Open Document Format Adoption

I have been watching the controversy about the Open Document Format (ODF) that has been going on in Massachusetts. Long story short with a glazing over of details, the state CIO had some research done and decided to go with ODF as the official document format. This format was chosen because it is open and can be implemented by anyone. This is in direct contrast to closed formats which cannot be implemented by anyone unless the owning company allows it. Several other legitimate office suites can or will support ODF. Microsoft Office, which is what Mass. is currently using, does not and has no plans to support ODF. As such, they are vehemently opposed to Mass. "excluding" them this way. In an amazing coincidence, other officials suddenly speak up and oppose the switch.

I have looked at some of the reasons why the CIO decided on the switch. To me, the most important reason they have to switch to an open format such as ODF is that anyone can implement it. Which means that if one company goes out of business, a slew of other companies can provide readers/editors for the format. It also means that companies would have to compete for the state contract based on the quality of their software. Further, it means that since no one company owns the format, if documents are put in this format, then no company can "hold the documents hostage" and demand higher prices.

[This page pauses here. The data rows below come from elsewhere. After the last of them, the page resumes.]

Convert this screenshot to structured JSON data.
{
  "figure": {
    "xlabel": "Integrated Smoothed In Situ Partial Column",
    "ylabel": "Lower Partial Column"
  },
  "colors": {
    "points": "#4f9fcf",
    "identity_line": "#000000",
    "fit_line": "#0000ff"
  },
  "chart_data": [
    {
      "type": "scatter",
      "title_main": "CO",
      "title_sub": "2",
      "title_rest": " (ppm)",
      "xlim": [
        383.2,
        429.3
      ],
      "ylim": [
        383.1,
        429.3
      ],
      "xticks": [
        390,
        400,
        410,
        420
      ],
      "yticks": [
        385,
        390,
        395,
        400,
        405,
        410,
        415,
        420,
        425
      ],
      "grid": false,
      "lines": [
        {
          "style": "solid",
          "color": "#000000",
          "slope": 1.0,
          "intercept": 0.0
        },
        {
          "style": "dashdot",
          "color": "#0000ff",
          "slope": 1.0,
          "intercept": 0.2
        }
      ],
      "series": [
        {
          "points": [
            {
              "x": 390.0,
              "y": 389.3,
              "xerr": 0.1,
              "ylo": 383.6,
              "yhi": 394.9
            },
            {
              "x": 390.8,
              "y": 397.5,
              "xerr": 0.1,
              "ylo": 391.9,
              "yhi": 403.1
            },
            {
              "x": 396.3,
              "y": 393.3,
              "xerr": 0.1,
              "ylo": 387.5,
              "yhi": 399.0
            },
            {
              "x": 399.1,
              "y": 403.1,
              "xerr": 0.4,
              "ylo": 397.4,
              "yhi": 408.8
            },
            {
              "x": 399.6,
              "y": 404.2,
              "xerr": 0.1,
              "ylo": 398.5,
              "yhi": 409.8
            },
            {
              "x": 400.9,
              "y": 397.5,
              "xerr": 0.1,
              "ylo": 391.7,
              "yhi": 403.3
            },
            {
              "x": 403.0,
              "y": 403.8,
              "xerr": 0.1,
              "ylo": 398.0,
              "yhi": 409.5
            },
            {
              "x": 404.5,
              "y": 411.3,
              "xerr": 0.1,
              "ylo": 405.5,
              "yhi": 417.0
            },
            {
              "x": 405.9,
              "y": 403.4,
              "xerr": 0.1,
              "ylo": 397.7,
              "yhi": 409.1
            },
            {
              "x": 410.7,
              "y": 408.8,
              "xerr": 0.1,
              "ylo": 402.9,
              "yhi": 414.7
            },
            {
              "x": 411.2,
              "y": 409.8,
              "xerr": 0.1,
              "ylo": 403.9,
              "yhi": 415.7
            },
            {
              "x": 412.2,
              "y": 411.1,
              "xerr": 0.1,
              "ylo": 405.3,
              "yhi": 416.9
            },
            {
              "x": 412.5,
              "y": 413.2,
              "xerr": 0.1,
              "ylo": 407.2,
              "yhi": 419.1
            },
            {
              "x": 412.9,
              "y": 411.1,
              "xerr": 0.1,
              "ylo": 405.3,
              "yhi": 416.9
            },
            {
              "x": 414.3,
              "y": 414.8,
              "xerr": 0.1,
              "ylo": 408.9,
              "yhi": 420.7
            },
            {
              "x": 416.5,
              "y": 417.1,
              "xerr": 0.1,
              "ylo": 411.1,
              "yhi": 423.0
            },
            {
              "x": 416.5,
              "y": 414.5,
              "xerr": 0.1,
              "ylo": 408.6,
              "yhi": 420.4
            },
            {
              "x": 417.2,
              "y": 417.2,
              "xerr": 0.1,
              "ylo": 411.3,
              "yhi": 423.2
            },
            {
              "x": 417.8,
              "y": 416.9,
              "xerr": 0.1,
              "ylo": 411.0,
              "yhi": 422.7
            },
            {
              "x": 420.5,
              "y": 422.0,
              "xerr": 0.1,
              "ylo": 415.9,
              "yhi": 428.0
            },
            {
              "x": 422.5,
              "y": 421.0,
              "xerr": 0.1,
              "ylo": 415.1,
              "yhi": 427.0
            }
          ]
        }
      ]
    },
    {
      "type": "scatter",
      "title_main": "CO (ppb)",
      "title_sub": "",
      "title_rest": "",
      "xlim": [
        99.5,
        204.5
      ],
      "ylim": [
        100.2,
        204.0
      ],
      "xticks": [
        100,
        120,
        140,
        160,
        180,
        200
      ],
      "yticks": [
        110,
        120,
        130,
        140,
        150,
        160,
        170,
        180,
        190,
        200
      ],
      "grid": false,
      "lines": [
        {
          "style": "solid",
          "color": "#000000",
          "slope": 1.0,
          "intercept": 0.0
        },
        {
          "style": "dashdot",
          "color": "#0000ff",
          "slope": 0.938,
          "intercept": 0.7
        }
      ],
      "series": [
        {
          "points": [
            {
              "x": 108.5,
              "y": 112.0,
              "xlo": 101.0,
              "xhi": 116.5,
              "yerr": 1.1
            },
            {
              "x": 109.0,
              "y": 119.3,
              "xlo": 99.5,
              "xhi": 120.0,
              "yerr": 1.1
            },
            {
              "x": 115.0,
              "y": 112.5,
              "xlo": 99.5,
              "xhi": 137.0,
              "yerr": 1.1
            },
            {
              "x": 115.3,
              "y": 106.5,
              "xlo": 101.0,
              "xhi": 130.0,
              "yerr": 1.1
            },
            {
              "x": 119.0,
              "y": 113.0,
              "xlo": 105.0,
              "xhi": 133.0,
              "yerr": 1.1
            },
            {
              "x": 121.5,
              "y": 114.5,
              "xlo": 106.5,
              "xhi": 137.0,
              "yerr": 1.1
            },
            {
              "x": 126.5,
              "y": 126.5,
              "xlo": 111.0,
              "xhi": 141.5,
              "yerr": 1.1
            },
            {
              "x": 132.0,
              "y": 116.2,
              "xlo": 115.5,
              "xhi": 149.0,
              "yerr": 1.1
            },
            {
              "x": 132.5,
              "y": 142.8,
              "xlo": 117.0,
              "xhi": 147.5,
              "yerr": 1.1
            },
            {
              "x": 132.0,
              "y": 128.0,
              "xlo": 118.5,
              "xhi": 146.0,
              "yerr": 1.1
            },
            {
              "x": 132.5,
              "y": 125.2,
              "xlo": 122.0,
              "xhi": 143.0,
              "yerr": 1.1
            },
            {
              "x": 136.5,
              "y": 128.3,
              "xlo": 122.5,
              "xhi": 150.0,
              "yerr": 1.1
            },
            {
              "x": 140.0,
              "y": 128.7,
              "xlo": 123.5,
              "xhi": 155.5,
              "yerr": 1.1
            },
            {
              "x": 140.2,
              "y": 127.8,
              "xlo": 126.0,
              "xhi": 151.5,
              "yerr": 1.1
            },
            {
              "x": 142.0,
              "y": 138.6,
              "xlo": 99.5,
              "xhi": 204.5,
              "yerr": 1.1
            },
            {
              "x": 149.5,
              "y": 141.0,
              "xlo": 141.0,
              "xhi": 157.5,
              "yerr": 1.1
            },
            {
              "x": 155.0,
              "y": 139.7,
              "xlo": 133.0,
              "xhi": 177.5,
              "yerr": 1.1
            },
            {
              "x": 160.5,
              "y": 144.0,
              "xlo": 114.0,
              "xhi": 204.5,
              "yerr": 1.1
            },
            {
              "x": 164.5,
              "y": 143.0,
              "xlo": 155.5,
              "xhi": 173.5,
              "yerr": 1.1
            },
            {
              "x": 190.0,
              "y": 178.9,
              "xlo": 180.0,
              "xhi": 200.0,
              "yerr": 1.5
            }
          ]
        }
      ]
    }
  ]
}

Here is my question regarding this. If Mass. was using an office suite from a small company that does fairly well but also may not be around in 10 years instead of the behemoth monopolist it uses right now, would this even be an issue?

2 comments:

Anonymous said...

I would think it would depend on the contract with the "small company".

If it required full source code for each released version of the software AND for that software to be turned over to the state when the company terminates support of that software or a change of control of the company THEN perhaps it would be less of a problem.

This way, even if the company continues, but discontinues a product, the government would have access to the source to be able to contract with OTHER companies for support.

Anonymous said...

Being an open format, and "future proofing" that format, is not just a matter of being able to be implemented by anyone.

"Future proofing" requires in addition that the format can be implemented on any platform. The format must be written so as not to rely on features of one particular platform. If the format does rely on features that are exclusive to just one platform, then if the vendor of that platform goes out of business then documents in that format would become "orphaned" and unable to be read and manipulated any more.

OpenDocument (ODF) is an open and cross-platform format specification. It is able to be implemented by anyone for any platform.

Microsoft's specification for its alternative "open" format - Open XML, which is being considered by ECMA - contains the keyword "ActiveX" for example about 30 times. This means that applications for reading and manipulating Microsoft's format might be able to be written by anyone but said applications will be constrained to run only on the Windows platform.

If Microsoft ever go out of business, or they decide to abandon support for some interfaces within Windows (such as ActiveX) then there will be no ability to read Open XML documents any more. Open XML is most decidedly NOT "future proof".